Muitos fabricantes de defesa ocidentais hesitaram com a exigência adicional em contratos de defesa pós-Visão 2030, de ir além da subcontratação de trabalho local para criar empregos, mas também de compartilhar propriedade intelectual – para que, com o tempo, fabricantes sauditas como a SAMI possam fabricar e comercializar equipamentos de defesa independentemente. Em vários casos, a SAMI conseguiu comprar produtos e propriedade intelectual de empresas em dificuldades financeiras. Mas encontrou uma barreira de fabricantes de ponta que não queriam perder sua vantagem de propriedade intelectual em equipamentos de última geração. A Navantia conseguiu encontrar uma posição intermediária, que satisfez ambas as partes, de modo que o pedido inicial de cinco corvetas Avante 2200 foi estendido em termos semelhantes para um segundo lote de três embarcações adicionais.

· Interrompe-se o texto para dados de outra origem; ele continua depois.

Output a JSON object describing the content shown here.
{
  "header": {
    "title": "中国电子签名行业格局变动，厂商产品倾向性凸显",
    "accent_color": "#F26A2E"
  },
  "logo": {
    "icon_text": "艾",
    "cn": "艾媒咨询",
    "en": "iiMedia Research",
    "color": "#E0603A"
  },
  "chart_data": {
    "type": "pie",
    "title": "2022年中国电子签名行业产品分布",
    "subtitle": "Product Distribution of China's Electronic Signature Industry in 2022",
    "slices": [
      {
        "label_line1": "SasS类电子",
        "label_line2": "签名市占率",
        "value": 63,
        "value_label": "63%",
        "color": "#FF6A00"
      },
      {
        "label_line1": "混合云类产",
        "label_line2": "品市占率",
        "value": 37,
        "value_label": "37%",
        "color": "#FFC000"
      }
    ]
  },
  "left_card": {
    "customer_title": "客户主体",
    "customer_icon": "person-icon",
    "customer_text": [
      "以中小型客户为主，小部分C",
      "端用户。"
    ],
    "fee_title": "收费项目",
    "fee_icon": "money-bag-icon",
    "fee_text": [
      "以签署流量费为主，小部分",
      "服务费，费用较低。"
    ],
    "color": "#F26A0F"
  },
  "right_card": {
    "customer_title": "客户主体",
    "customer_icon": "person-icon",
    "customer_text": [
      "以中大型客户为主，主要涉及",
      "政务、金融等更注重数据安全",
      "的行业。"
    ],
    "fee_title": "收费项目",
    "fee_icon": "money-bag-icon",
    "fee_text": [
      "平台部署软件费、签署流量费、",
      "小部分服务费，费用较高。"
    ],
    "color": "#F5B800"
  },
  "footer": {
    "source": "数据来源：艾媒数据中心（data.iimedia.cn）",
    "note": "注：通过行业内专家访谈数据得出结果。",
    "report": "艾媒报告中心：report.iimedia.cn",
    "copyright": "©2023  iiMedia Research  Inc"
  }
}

Um jogador chave para alcançar este sucesso pode ter sido Gonzalo Mateo-Guerrero, que em 2022 foi nomeado Diretor de Operações da SAMI, que então havia recebido o controle geral da parte saudita do trabalho. Anteriormente, Mateo-Guerrero (como funcionário da Navantia) havia supervisionado a parte espanhola do programa, montando o projeto e supervisionando o lançamento da quilha no estaleiro da Navantia. Em sua nova função para a SAMI, para a qual ele esteve baseado em Jeddah por dois anos, Mateo-Guerrero então supervisionou a conclusão e o comissionamento das fragatas na Arábia Saudita. Ele então retornou à Navantia na Espanha como Diretor de Operações e Negócios, e deve ter tido um papel fundamental na garantia da extensão do contrato para as três corvetas finais.
O contrato da Navantia com os sauditas é um pacote de "cuidado total", cobrindo o treinamento inicial das tripulações, suporte logístico, treinamento de continuação e prontidão operacional, e visitas de manutenção programadas de longo prazo aos diques secos da Navantia em San Fernando.
Todas as oito corvetas provavelmente acabarão na Frota Ocidental da RSNF no Mar Vermelho, na linha de frente contra a ameaça representada pelos Houthis ao tráfego marítimo no sul do Mar Vermelho. Os novos navios representam um substancial avanço na capacidade. Os primeiros navios da classe, HMS Al Diriyah (F830), HMS Hail (F832), HMS Jazan (F834), HMS Unayzah (F836), têm sido vistos regularmente na Base Naval King Faisal de Jeddah, juntados mais tarde pela HMS Al Jubail (F828). Eles provavelmente suportarão grande parte do fardo carregado pelas fragatas da classe Al Madinah, que sofreram alguns danos nos primeiros dias do prolongado confronto no Mar Vermelho com os Houthis.
Além de superar as potenciais dificuldades de produção compartilhada e conjunta, a Navantia afirma que as corvetas estão sendo "entregues dentro do prazo, dentro do orçamento e em total alinhamento com nossos compromissos de localização para o Reino."
A Navantia está agora assumindo a liderança na entrega de três navios de reabastecimento de carga sólida para a Royal Fleet Auxiliary do estaleiro Harland & Wolff em Belfast, que adquiriu no ano passado.